怜治はS大医学部で脳を研究している友人山村が記憶を消去する装置を開発中だと知り、
自分の記憶を消す決意をする。それは一世を風靡したバンド「レテ」のボーカルとして活躍した
栄光の二年間の記憶だった。
だが、過去と決別した怜治に連鎖するように、次々と奇妙な出来事が起きる!
前代未聞のアイデアと圧倒的なストーリーテリングで読者を魅了する驚愕の記憶ホラー。
第十一回日本ホラー小説大賞長編賞佳作。
***
出だしを読んだときはかなり期待したのですが。。。
421Pを読み切ったという無意味な達成感しか結局は残らなかったというのが正直なところです。

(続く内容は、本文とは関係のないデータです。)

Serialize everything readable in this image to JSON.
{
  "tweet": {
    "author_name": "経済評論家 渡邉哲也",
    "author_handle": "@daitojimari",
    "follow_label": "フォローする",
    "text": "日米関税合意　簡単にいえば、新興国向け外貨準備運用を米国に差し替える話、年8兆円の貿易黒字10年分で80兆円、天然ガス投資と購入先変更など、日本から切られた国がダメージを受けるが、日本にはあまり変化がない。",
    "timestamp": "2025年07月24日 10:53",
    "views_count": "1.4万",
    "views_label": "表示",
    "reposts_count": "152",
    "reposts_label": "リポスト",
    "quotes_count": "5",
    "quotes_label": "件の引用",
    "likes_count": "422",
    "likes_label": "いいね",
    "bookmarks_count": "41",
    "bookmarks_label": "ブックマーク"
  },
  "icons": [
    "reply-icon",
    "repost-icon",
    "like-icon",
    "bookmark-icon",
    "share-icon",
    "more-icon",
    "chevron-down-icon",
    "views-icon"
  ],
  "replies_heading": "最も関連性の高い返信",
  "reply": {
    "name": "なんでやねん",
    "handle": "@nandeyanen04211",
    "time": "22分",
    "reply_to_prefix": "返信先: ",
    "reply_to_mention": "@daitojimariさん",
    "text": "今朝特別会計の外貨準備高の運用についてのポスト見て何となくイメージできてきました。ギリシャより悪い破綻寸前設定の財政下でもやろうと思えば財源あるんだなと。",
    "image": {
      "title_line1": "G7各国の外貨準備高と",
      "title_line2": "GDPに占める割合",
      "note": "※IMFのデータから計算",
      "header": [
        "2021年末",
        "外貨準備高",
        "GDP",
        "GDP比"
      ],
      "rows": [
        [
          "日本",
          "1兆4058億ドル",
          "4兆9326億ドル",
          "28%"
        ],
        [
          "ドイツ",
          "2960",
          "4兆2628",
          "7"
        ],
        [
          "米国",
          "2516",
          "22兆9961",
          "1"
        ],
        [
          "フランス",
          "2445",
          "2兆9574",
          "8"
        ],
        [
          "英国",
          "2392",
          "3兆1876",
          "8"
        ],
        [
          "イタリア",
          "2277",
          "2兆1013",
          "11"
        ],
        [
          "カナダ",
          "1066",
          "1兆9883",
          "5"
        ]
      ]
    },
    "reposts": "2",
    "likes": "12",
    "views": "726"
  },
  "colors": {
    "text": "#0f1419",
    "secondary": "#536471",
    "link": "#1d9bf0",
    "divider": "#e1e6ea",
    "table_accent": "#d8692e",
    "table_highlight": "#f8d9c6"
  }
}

淡々と整いすぎていてまるで資料集を読んでいるようだった同著者の乱歩賞受賞作
よりもエンターテインメント性が強く、単純な面白さだけでいえば
本作のほうが上なのですが、
なにぶんデビュー前の著作であるためか筆遣いや展開にかなり瑕疵が多い。
山田〇介並に拙い文章が頻出するし
(ほかにも〝~が鍵となる〟という表現や、
忘却の川をテーマにした話であるためか〝川〟に例えた比喩表現が多過ぎだったり)
登場人物の心理や物語の流れがぎこちなくて不自然だし
(例えば中盤では主人公が知らないはずだったことが終盤では前から知っていたかのように
描写されていたり、
新しいエピソードや人間がすべて唐突に出てくるので全体の統合性が無茶苦茶だったり)
キャラがあまりに主人公に都合よく動き過ぎていてまるでマネキンのようだし。
(主人公にホレている二人の女性があんなにあっさり仲良くなってしまうのは
いくらなんでも不自然過ぎるのでは)
瀬名秀明氏や鈴木光司氏のようなサイエンスホラー的展開も、
著者の独特な世界設定は確かに斬新で面白くは読めるものの
よくよく考えるとかなり矛盾点が多く、
またその世界観を説明するシーンにしても、やはり理系作家に比べると
筆が拙い印象は否めなかった。
(読みながら「著者の早瀬氏はたぶん文系の人だな」と感じてあとで見てみたら
やはり文系だった)
同じ日本ホラー小説大賞の佳作受賞作ならば、
こちらのほうがずっと面白かった。
あと、最低限量子力学の知識がないと本作はすんなり読めないです。
これから手にとるつもりの人は、せめて〝シュレーディンガーの猫〟ぐらいは
知っておくと吉。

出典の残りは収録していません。